The glove flared a few instants later, and the dreadful noises stopped. The blinded rigid face of the ghost-thing suddenly relaxed, as if its searing hurt had gone away. It faded quietly in the smoke, and Parl Dro broke out of the barn and ran like a dog-fox for the wood.
He looked back when he was on higher ground, and saw the men out in a black silhouette-dance around the fire, trying to quench it. He never got their silver, only the name of an arsonist, and the assured knowledge once more that the dead did not always die.
The smaller fire between the stones was sinking.
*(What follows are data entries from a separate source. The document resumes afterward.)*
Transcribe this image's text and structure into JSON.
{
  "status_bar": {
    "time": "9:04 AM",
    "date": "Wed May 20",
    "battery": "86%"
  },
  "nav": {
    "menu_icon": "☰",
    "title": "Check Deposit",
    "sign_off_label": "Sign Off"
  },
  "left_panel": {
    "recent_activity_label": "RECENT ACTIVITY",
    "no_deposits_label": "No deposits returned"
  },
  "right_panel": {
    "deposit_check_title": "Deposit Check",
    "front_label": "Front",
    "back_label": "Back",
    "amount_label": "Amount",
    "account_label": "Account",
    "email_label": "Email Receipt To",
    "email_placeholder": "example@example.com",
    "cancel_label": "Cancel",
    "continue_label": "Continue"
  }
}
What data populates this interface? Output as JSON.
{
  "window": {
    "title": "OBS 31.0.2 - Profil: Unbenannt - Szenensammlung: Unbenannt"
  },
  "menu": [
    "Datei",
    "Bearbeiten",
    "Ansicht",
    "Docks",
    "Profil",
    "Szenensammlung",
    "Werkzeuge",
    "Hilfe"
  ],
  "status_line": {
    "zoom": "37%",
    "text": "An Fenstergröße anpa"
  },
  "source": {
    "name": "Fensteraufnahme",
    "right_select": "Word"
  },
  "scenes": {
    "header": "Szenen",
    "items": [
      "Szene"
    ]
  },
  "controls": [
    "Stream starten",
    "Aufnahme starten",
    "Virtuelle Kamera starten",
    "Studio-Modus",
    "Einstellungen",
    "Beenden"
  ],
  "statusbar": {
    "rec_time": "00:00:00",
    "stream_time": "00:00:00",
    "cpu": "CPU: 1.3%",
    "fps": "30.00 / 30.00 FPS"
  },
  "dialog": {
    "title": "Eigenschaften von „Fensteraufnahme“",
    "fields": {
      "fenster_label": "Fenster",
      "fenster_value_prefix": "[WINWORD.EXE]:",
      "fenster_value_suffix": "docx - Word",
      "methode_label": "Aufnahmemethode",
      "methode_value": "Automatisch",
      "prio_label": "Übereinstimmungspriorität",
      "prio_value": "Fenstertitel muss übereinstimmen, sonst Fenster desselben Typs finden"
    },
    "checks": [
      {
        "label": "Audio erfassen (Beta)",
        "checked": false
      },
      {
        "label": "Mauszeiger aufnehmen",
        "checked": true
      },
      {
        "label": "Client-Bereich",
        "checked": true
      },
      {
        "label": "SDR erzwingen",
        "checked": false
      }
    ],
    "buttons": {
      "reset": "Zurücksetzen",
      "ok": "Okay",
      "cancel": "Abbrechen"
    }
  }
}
Dro leaned to put on more branches, and paused. Along the side of the ravine, the musician was playing his music.
Dro sat, the branches loose in his hand, listening. Fine as silk threads drawn through the dark, the notes sewed over and about each other. The melody was oblique, tragic, stabbing somewhere inside the heart with a sweet piercing pain, removed yet immediate. Like that of any excellent minstrel, Myal Lemyal’s music could find out emotions that did not belong in the humours or mind of the listener, and plant them there and let them grow while the song sang itself. But Myal was much better than excellent. Myal, playing the bizarre instrument his father had killed to get, was one of the lost golden gods returned from the morning of the earth.
Then a cold sighing came over the ravine, and stars scattered along Parl Dro’s spine.
Very slowly, he turned his head, looking beyond the firelight and the freckling leaves of the poplars.
Under the oak on the hill the far side of the gully, glowing a little, like a fungus, shadow-eyed, smiling, still as a stone, sat Ciddey Soban.
Dro got to his feet. She was looking exactly at him, and now, mostly unmoving, she merely followed him with a serpentine turning of her head. She was scarcely transparent any more. Only one limb of the tree showed faintly through the drift of her skirt. Her skin, her hair, were quite opaque. Unlike her sister, this one was strong.
He walked, not fast, along the ravine side, toward Myal’s music.
Presently he came to a boulder and saw Myal Lemyal lying against it, sound asleep, and playing the instrument in his sleep.